I am urging you to make sure that it is done,” the Senator said.

Senator Xenophon first wanted to establish whether the Automotive Transformation Scheme was still in place, as asserted by Mr Pyne in a radio interview in Adelaide.

“Do the minister’s comments reflect government policy?” Senator Xenophon asked.

“The Automotive Transformation Scheme remains as legislated,” Mr Chesworth said.

Senator Xenophon then asked about the leverage that the Commonwealth government might be able to use to encourage General Motors to reach an agreement with Punch Corporation.

He drew attention to the fact that GM Holden had received $2.17 billion of taxpayers’ money between 2001 and 2012. An unidentified member of the senate panel said “that is a lot of cohunas”.

“Another way of looking at it is this,” Senator Xenophon said.

“If Australian taxpayers had put so much money into research and development and capital into GMH, billions of dollars, is there a role for the Commonwealth to constructively engage with GMH to encourage them to have good faith negotiations with Punch Corporation so they can have access to the Zeta platform that it appears that Australian taxpayers have effectively paid for to a large extent, if not wholly, so that they could, if they had fair commercial terms, access that platform that we effectively paid for as taxpayers?“That could mean a significant investment by Mr Dumarey,” Senator Xenophon said. “From what he’s told me about $150 million of Punch Corporation money.

That would save many thousands of jobs.”

Senator Sinodinos doubted there was any leverage available to the Australian Government.

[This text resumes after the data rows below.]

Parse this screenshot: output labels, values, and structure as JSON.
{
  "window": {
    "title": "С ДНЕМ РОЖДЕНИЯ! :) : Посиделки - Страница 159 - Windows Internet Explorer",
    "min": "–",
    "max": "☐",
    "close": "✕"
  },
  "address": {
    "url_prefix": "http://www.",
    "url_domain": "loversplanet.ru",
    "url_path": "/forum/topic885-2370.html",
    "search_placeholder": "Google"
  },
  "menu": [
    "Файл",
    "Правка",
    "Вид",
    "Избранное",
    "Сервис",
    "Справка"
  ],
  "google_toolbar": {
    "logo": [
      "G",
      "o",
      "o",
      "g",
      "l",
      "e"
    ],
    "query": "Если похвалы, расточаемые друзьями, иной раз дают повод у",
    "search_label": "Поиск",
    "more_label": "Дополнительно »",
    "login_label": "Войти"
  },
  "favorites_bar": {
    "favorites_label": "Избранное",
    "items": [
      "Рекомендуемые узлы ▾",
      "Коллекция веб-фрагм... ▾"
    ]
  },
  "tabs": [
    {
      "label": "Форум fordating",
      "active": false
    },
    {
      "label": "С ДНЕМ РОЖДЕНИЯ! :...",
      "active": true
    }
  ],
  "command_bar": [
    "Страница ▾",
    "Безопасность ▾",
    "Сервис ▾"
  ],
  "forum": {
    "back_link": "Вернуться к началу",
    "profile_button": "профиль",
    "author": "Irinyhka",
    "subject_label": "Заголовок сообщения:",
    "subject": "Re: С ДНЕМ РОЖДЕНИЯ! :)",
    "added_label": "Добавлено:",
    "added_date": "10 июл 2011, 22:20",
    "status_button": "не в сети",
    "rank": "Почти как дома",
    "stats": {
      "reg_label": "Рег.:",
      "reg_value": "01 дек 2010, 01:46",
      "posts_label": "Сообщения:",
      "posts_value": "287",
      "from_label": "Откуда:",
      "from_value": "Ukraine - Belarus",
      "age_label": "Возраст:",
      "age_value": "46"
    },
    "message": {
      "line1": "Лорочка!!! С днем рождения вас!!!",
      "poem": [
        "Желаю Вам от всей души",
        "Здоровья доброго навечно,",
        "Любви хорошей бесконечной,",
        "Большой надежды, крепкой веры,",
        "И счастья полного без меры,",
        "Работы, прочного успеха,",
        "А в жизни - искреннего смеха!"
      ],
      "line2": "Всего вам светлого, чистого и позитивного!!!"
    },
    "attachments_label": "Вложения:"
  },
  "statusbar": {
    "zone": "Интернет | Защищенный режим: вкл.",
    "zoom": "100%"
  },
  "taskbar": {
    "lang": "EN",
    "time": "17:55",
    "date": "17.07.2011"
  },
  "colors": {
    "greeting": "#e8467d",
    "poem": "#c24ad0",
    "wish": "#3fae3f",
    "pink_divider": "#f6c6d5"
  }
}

“What leverage do you suggest we have over Holden? The money’s gone out the door. We never made it conditional by taking the intellectual property or keeping the intellectual property,” Senator Sinodinos said.

“The point Senator Xenophon is making is there is an issue here about how do we maintain capacity in this country given the level of public investment that has occurred in creating that capacity,” Senator Carr said.

“It’s untrue to say the government has no leverage. There are many things that international companies require of this country and require of government.”